Emma covered her mouth with her hand, shocked by the clear threat in Forkbeard’s words. What would he do? Send shipmen to ravage Normandy unless Richard sent one of his sisters to Denmark to wed one of Forkbeard’s sons?

She held her breath, waiting for Richard’s reply.

‘My sisters are overly young to wed.’ Her brother’s fumbled words were so casual that Emma wondered if he had understood all that the Danish king had said.

‘Age matters little,’ Forkbeard replied, his tone amiable now. ‘My youngest son has seen only ten winters, but like his elder brother, he is already a skilled shipman and warrior. As for your sisters,’ he paused, and Emma twisted her fingers nervously in Ange’s mane as she waited for him to go on, ‘you must not be too tender in your care of them. The Lady Emma seems ripe for bedding. You would do well to breed her now, for a good price, or you might find that you have left it too late.’

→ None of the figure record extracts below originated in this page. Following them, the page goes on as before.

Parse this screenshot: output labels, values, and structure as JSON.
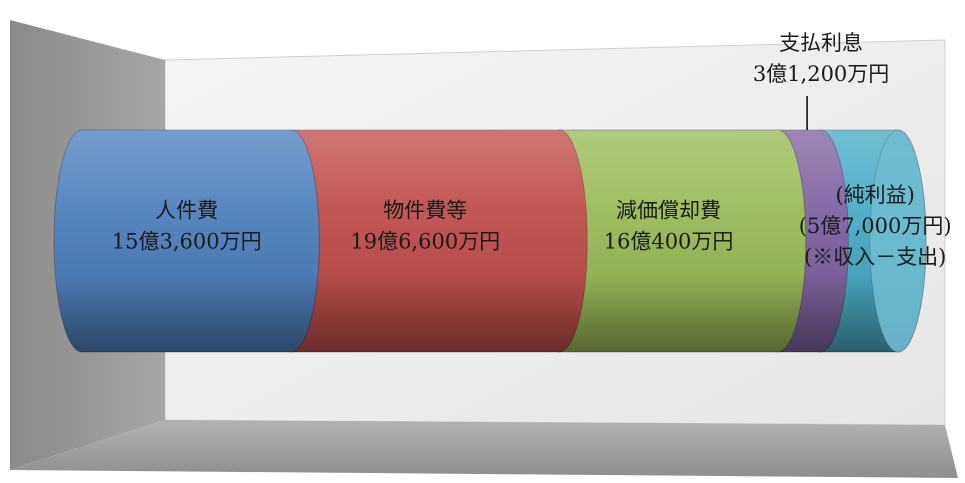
{
  "chart_data": {
    "type": "bar",
    "orientation": "horizontal-stacked-cylinder",
    "unit": "万円",
    "categories": [
      "人件費",
      "物件費等",
      "減価償却費",
      "支払利息",
      "(純利益)"
    ],
    "values": [
      153600,
      196600,
      160400,
      31200,
      57000
    ],
    "segments": [
      {
        "name": "人件費",
        "value": 153600,
        "value_label": "15億3,600万円",
        "note": "",
        "color": "#4f81bd",
        "label_position": "inside"
      },
      {
        "name": "物件費等",
        "value": 196600,
        "value_label": "19億6,600万円",
        "note": "",
        "color": "#c0504d",
        "label_position": "inside"
      },
      {
        "name": "減価償却費",
        "value": 160400,
        "value_label": "16億400万円",
        "note": "",
        "color": "#9bbb59",
        "label_position": "inside"
      },
      {
        "name": "支払利息",
        "value": 31200,
        "value_label": "3億1,200万円",
        "note": "",
        "color": "#8064a2",
        "label_position": "above"
      },
      {
        "name": "(純利益)",
        "value": 57000,
        "value_label": "(5億7,000万円)",
        "note": "(※収入－支出)",
        "color": "#4bacc6",
        "label_position": "inside"
      }
    ],
    "title": "",
    "xlabel": "",
    "ylabel": "",
    "grid": false,
    "legend": "none"
  }
}
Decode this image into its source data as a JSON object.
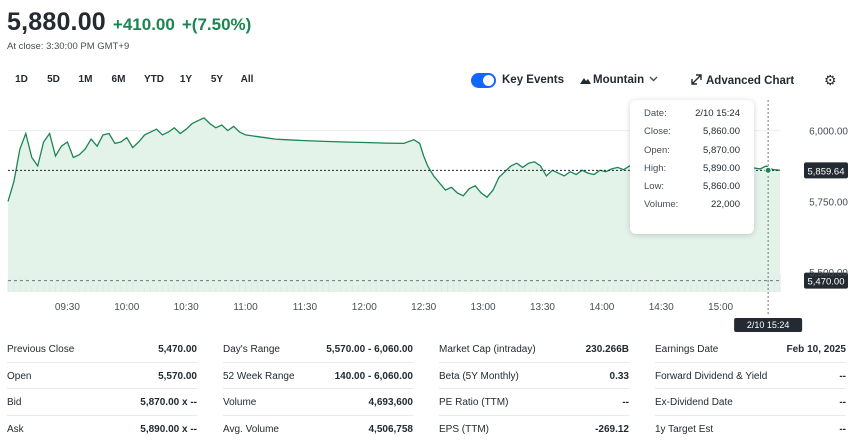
{
  "quote": {
    "price": "5,880.00",
    "change": "+410.00",
    "change_pct": "+(7.50%)",
    "close_time": "At close: 3:30:00 PM GMT+9"
  },
  "ranges": [
    {
      "label": "1D",
      "active": true
    },
    {
      "label": "5D",
      "active": false
    },
    {
      "label": "1M",
      "active": false
    },
    {
      "label": "6M",
      "active": false
    },
    {
      "label": "YTD",
      "active": false
    },
    {
      "label": "1Y",
      "active": false
    },
    {
      "label": "5Y",
      "active": false
    },
    {
      "label": "All",
      "active": false
    }
  ],
  "controls": {
    "key_events_label": "Key Events",
    "key_events_on": true,
    "chart_style_label": "Mountain",
    "advanced_chart_label": "Advanced Chart"
  },
  "colors": {
    "up": "#1b8553",
    "line": "#1b8553",
    "fill": "#e3f3ea",
    "accent": "#0f69ff",
    "crosshair": "#d0352d"
  },
  "chart_data": {
    "type": "area",
    "x_ticks": [
      "09:30",
      "10:00",
      "10:30",
      "11:00",
      "11:30",
      "12:00",
      "12:30",
      "13:00",
      "13:30",
      "14:00",
      "14:30",
      "15:00"
    ],
    "y_ticks": [
      "6,000.00",
      "5,750.00",
      "5,500.00"
    ],
    "y_range": [
      5430,
      6080
    ],
    "x_range_minutes": [
      0,
      390
    ],
    "previous_close": 5470,
    "previous_close_label": "5,470.00",
    "crosshair_value": 5859.64,
    "crosshair_value_label": "5,859.64",
    "crosshair_time_label": "2/10 15:24",
    "points": [
      [
        0,
        5750
      ],
      [
        3,
        5820
      ],
      [
        6,
        5935
      ],
      [
        9,
        5990
      ],
      [
        12,
        5905
      ],
      [
        15,
        5875
      ],
      [
        18,
        5960
      ],
      [
        21,
        5990
      ],
      [
        24,
        5910
      ],
      [
        27,
        5945
      ],
      [
        30,
        5960
      ],
      [
        33,
        5905
      ],
      [
        36,
        5915
      ],
      [
        39,
        5935
      ],
      [
        42,
        5970
      ],
      [
        45,
        5945
      ],
      [
        48,
        5985
      ],
      [
        51,
        5990
      ],
      [
        54,
        5955
      ],
      [
        57,
        5960
      ],
      [
        60,
        5975
      ],
      [
        63,
        5940
      ],
      [
        66,
        5960
      ],
      [
        69,
        5985
      ],
      [
        72,
        5995
      ],
      [
        75,
        6005
      ],
      [
        78,
        5985
      ],
      [
        81,
        5995
      ],
      [
        84,
        6010
      ],
      [
        87,
        5990
      ],
      [
        90,
        6005
      ],
      [
        93,
        6025
      ],
      [
        96,
        6035
      ],
      [
        99,
        6045
      ],
      [
        102,
        6025
      ],
      [
        105,
        6010
      ],
      [
        108,
        6020
      ],
      [
        111,
        6000
      ],
      [
        114,
        6015
      ],
      [
        117,
        5995
      ],
      [
        120,
        5985
      ],
      [
        125,
        5980
      ],
      [
        130,
        5975
      ],
      [
        135,
        5970
      ],
      [
        140,
        5968
      ],
      [
        150,
        5965
      ],
      [
        160,
        5962
      ],
      [
        170,
        5960
      ],
      [
        180,
        5958
      ],
      [
        190,
        5956
      ],
      [
        200,
        5955
      ],
      [
        205,
        5968
      ],
      [
        208,
        5955
      ],
      [
        210,
        5910
      ],
      [
        212,
        5875
      ],
      [
        215,
        5840
      ],
      [
        218,
        5815
      ],
      [
        221,
        5790
      ],
      [
        224,
        5800
      ],
      [
        227,
        5780
      ],
      [
        230,
        5770
      ],
      [
        233,
        5795
      ],
      [
        236,
        5805
      ],
      [
        239,
        5780
      ],
      [
        242,
        5765
      ],
      [
        245,
        5790
      ],
      [
        248,
        5835
      ],
      [
        251,
        5855
      ],
      [
        254,
        5875
      ],
      [
        257,
        5885
      ],
      [
        260,
        5870
      ],
      [
        263,
        5885
      ],
      [
        266,
        5890
      ],
      [
        269,
        5875
      ],
      [
        272,
        5840
      ],
      [
        275,
        5860
      ],
      [
        278,
        5850
      ],
      [
        281,
        5840
      ],
      [
        284,
        5855
      ],
      [
        287,
        5845
      ],
      [
        290,
        5860
      ],
      [
        293,
        5850
      ],
      [
        296,
        5845
      ],
      [
        299,
        5860
      ],
      [
        302,
        5855
      ],
      [
        305,
        5865
      ],
      [
        308,
        5870
      ],
      [
        311,
        5862
      ],
      [
        314,
        5875
      ],
      [
        317,
        5880
      ],
      [
        320,
        5878
      ],
      [
        323,
        5890
      ],
      [
        326,
        5880
      ],
      [
        329,
        5892
      ],
      [
        332,
        5898
      ],
      [
        335,
        5890
      ],
      [
        338,
        5895
      ],
      [
        341,
        5905
      ],
      [
        344,
        5900
      ],
      [
        347,
        5885
      ],
      [
        350,
        5878
      ],
      [
        353,
        5883
      ],
      [
        356,
        5890
      ],
      [
        359,
        5895
      ],
      [
        362,
        5888
      ],
      [
        365,
        5878
      ],
      [
        368,
        5884
      ],
      [
        371,
        5880
      ],
      [
        374,
        5872
      ],
      [
        377,
        5868
      ],
      [
        380,
        5865
      ],
      [
        383,
        5875
      ],
      [
        385,
        5866
      ],
      [
        387,
        5862
      ],
      [
        390,
        5860
      ]
    ]
  },
  "tooltip": {
    "rows": [
      {
        "key": "Date:",
        "value": "2/10 15:24"
      },
      {
        "key": "Close:",
        "value": "5,860.00"
      },
      {
        "key": "Open:",
        "value": "5,870.00"
      },
      {
        "key": "High:",
        "value": "5,890.00"
      },
      {
        "key": "Low:",
        "value": "5,860.00"
      },
      {
        "key": "Volume:",
        "value": "22,000"
      }
    ]
  },
  "stats": [
    [
      {
        "label": "Previous Close",
        "value": "5,470.00"
      },
      {
        "label": "Open",
        "value": "5,570.00"
      },
      {
        "label": "Bid",
        "value": "5,870.00 x --"
      },
      {
        "label": "Ask",
        "value": "5,890.00 x --"
      }
    ],
    [
      {
        "label": "Day's Range",
        "value": "5,570.00 - 6,060.00"
      },
      {
        "label": "52 Week Range",
        "value": "140.00 - 6,060.00"
      },
      {
        "label": "Volume",
        "value": "4,693,600"
      },
      {
        "label": "Avg. Volume",
        "value": "4,506,758"
      }
    ],
    [
      {
        "label": "Market Cap (intraday)",
        "value": "230.266B"
      },
      {
        "label": "Beta (5Y Monthly)",
        "value": "0.33"
      },
      {
        "label": "PE Ratio (TTM)",
        "value": "--"
      },
      {
        "label": "EPS (TTM)",
        "value": "-269.12"
      }
    ],
    [
      {
        "label": "Earnings Date",
        "value": "Feb 10, 2025"
      },
      {
        "label": "Forward Dividend & Yield",
        "value": "--"
      },
      {
        "label": "Ex-Dividend Date",
        "value": "--"
      },
      {
        "label": "1y Target Est",
        "value": "--"
      }
    ]
  ]
}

Emma felt the blood rise to her face, humiliation and anger warring with shock and fear. Surely Richard would not agree to sell her to Denmark! It was a harsh, brutal place, barely Christian. Her family could trace their bloodline back to the northern lands, but that was in the past. Surely it was not part of their future. Denmark was a land of fierce men ruled by a ruthless king. Swein Forkbeard had not inherited his crown but had won it in a battle to the death waged against his own father. Richard could not allow her to marry into a family such as that!

Her blood pounded in her ears, and she had to strain to hear her brother’s response to Forkbeard’s words.

‘Your proposal does my family great honour,’ Richard said. ‘You will understand, of course,’ he went on, his voice smoothly persuasive in spite of his broken Danish, ‘that a betrothal is too delicate a matter to be settled quickly. There are many things to consider and to weigh, and as you know, I have two sisters. You have yet to meet the elder, who, by tradition, should naturally be the first to wed.’

She did not hear the Danish king’s reply, for the men’s voices faded, replaced by the clink of bridles as grooms led the horses to their stalls. Emma remained rooted to the spot where she stood, her face buried in Ange’s neck, her thoughts in turmoil over what she had heard.